TV Club

Breaking Bad recap: Mike’s soft spot will cost him.

Mike’s soft spot will cost him.

Could it be that I’m finally coming to respect Walter White? As I mentioned last week, for the first four seasons of Breaking Bad, my main emotion was ever-escalating aggravation with the show’s central figure. This week’s episode, “Madrigal”, forced me to accept that for now at least, he is tougher and more focused than any of the other criminal geniuses in his orbit.

Breaking Bad (Season 5).
Mike’s unflappable froideur

Photograph by Ursula Coyote/AMC.

I’m with you, Emily. Walt’s motivation for getting back into the lab is all about self-image. Saul’s observation that a lottery winner does not celebrate his big score by going out and buying another ticket was absolutely on point. Mike, Saul, and Skyler (with her almost catatonic depression) are all correct: The smartest move would be for them to part ways, forget about meth, and just get on with their ordinary, boring lives. But they can’t.

Sure, Walt owes Jesse what normal people would consider a serious chunk of change, but I bet Pinkman would be willing to forgive the debt, even without Walt doing too much puppeteering. But then how would Walt live out his superman fantasies? Ordering around the help at the car wash wouldn’t provide the ego boost he needs as much as meth needs precursor chemicals. At the strategy session in Saul’s office—which reminded me of a Flight of the Conchords band meeting—Walt demanded that they cook inside the city limits because he didn’t want an irksome commute. When the others objected on the common-sense grounds that more people means more prying eyes, Walt countered by declaring, “If Gus can manage it, then so can we.” “HUBRIS,” I wrote in my notes. But by the end of the episode, I was convinced that he was right. He will manage it.

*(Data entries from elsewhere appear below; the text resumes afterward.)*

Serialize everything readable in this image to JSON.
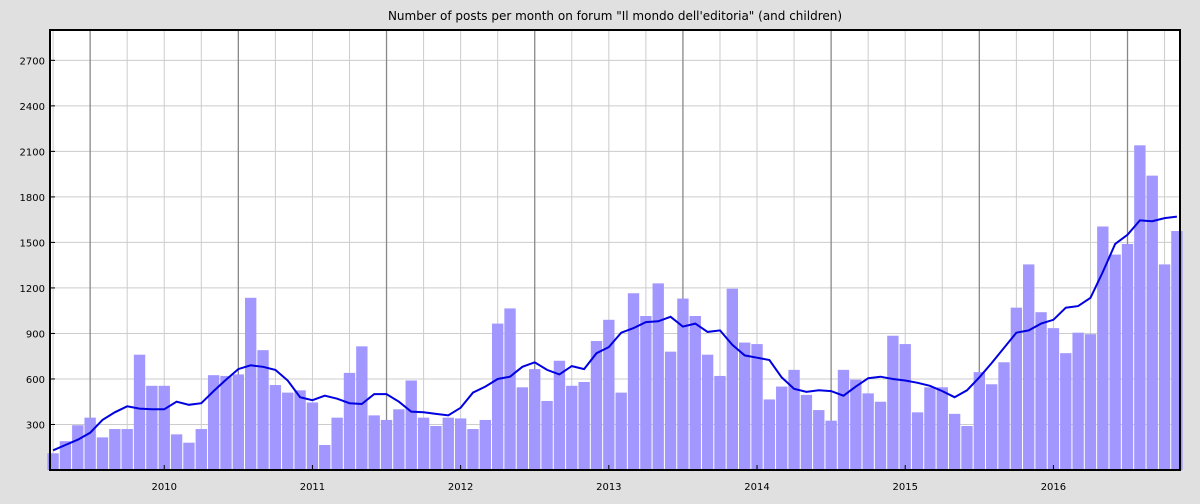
{
  "chart_data": {
    "type": "bar",
    "title": "Number of posts per month on forum \"Il mondo dell'editoria\" (and children)",
    "xlabel": "",
    "ylabel": "",
    "ylim": [
      0,
      2900
    ],
    "yticks": [
      300,
      600,
      900,
      1200,
      1500,
      1800,
      2100,
      2400,
      2700
    ],
    "xlim_months": [
      -0.25,
      91.25
    ],
    "year_labels": [
      {
        "label": "2010",
        "month_index": 9
      },
      {
        "label": "2011",
        "month_index": 21
      },
      {
        "label": "2012",
        "month_index": 33
      },
      {
        "label": "2013",
        "month_index": 45
      },
      {
        "label": "2014",
        "month_index": 57
      },
      {
        "label": "2015",
        "month_index": 69
      },
      {
        "label": "2016",
        "month_index": 81
      }
    ],
    "year_separators_month_index": [
      3,
      15,
      27,
      39,
      51,
      63,
      75,
      87
    ],
    "grid": true,
    "colors": {
      "bar": "#a197ff",
      "line": "#0000e0",
      "background": "#ffffff",
      "outer": "#e0e0e0",
      "grid": "#cccccc",
      "separator": "#888888"
    },
    "series": [
      {
        "kind": "bar",
        "values": [
          110,
          190,
          295,
          345,
          215,
          270,
          270,
          760,
          555,
          555,
          235,
          180,
          270,
          625,
          620,
          630,
          1135,
          790,
          560,
          510,
          525,
          445,
          165,
          345,
          640,
          815,
          360,
          330,
          400,
          590,
          345,
          290,
          345,
          340,
          270,
          330,
          965,
          1065,
          545,
          665,
          455,
          720,
          555,
          580,
          850,
          990,
          510,
          1165,
          1015,
          1230,
          780,
          1130,
          1015,
          760,
          620,
          1195,
          840,
          830,
          465,
          550,
          660,
          495,
          395,
          325,
          660,
          595,
          505,
          450,
          885,
          830,
          380,
          545,
          545,
          370,
          290,
          645,
          565,
          710,
          1070,
          1355,
          1040,
          935,
          770,
          905,
          895,
          1605,
          1420,
          1490,
          2140,
          1940,
          1355,
          1575
        ]
      },
      {
        "kind": "line",
        "values": [
          130,
          165,
          200,
          245,
          330,
          380,
          420,
          405,
          400,
          400,
          450,
          430,
          440,
          520,
          595,
          665,
          690,
          680,
          660,
          590,
          480,
          460,
          490,
          470,
          440,
          435,
          500,
          500,
          450,
          385,
          380,
          370,
          360,
          410,
          510,
          550,
          600,
          615,
          680,
          710,
          660,
          630,
          685,
          665,
          770,
          810,
          905,
          935,
          975,
          980,
          1010,
          945,
          965,
          910,
          920,
          825,
          755,
          740,
          725,
          610,
          535,
          515,
          525,
          520,
          490,
          550,
          605,
          615,
          600,
          590,
          575,
          555,
          520,
          480,
          525,
          610,
          705,
          805,
          905,
          920,
          965,
          990,
          1070,
          1080,
          1135,
          1305,
          1490,
          1550,
          1645,
          1640,
          1660,
          1670
        ]
      }
    ]
  }
}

I admire Mike—so down-to-earth, so clear-sighted, and so on the same page as me about what a monumental prick Walt is—but he revealed his Achilles heel last night. We’ve always known that the hard man goes all gooey around his granddaughter (and kudos to the commenters who last week cited his love for the little girl as the reason he would never skip town), but this week that soft spot cost him dearly, because it set him on the road back to Walt. (Hearts were everyone’s weakness this episode, in fact. Herr Schuler and Mike both bared their chests, one to hurt himself, the other to heal, and Skyler’s seems irreparably broken.)

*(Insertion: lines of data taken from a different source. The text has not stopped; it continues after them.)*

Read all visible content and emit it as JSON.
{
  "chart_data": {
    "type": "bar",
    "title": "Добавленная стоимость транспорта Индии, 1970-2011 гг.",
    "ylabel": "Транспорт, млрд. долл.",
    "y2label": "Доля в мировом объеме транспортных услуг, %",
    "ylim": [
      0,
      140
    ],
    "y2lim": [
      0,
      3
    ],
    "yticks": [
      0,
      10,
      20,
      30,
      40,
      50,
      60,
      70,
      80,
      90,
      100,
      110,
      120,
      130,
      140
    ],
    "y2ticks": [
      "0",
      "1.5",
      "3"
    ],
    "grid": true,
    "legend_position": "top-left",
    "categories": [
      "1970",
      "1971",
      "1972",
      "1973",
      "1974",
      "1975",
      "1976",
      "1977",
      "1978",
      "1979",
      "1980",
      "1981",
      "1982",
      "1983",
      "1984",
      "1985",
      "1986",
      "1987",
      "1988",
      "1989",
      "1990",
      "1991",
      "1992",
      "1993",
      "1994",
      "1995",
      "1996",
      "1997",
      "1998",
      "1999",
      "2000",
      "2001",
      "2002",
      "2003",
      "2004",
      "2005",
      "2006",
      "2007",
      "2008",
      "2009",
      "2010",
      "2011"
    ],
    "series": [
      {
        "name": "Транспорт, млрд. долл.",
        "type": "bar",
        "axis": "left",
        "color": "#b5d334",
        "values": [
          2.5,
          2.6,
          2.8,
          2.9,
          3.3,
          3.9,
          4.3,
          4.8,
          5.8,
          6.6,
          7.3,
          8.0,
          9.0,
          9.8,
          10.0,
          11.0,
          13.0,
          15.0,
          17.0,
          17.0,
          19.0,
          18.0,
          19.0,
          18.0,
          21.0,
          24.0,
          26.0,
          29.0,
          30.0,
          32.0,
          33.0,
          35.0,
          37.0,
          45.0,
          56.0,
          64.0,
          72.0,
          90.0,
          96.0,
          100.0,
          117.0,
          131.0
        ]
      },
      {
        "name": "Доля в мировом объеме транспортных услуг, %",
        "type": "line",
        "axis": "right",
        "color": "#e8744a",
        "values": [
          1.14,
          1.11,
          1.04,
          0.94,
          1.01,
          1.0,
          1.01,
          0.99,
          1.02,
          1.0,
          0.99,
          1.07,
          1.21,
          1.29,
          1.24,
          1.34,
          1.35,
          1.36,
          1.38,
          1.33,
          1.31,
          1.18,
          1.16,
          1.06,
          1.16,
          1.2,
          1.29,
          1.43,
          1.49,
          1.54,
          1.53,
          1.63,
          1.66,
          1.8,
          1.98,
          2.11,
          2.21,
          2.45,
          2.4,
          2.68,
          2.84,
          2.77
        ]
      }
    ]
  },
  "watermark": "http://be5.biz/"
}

Learning that the DEA had tracked down the offshore accounts where Gus had stashed Kaylee’s $2 million was obviously a major blow to Mike’s unflappable froideur, but maybe he still would’ve settled for eking out a quiet existence drinking beers and watching classic movies at home. In the end, though, it was Lydia’s love for her daughter that doomed him. By my reading, he was going to take Lydia out of the house, kill her off in the desert somewhere, and then head back to his recliner. That felt like the percentage move: Her campaign to prophylactically kill him and his men would be over; there’d be no more demands for ridiculously memorable meetings in the diner; and he could get back to his game of Hungry Hungry Hippos. But when she pleaded with him not to let her daughter think she’d been abandoned, he relented. Did he back down because Lydia wasn’t just selfishly asking to live, but instead making demands for the sake of her daughter’s sanity? Did he see his own granddaughter in her little girl? Or did it just seem like everything was screwed up anyway, so he might as well start building up another stash for Kaylee before the Walter White time bomb goes boom?

Having grown up in England, I’m a sap for scatological humor, so naturally I enjoyed all this week’s bathroom imagery. The lavatory was Walt’s go-to method of washing away evidence. (Quick question: Did he flush the vial of ricin down the loo? If so, isn’t that, um, dangerous?) And naturally after all that flushing I giggled when Mike told Lydia that his guys are “solid” and Hank later advised him to “do yourself a solid.” But Herr Schuler’s tumble off the toilet seat, accompanied by an automatic flush, was the pièce de résistance.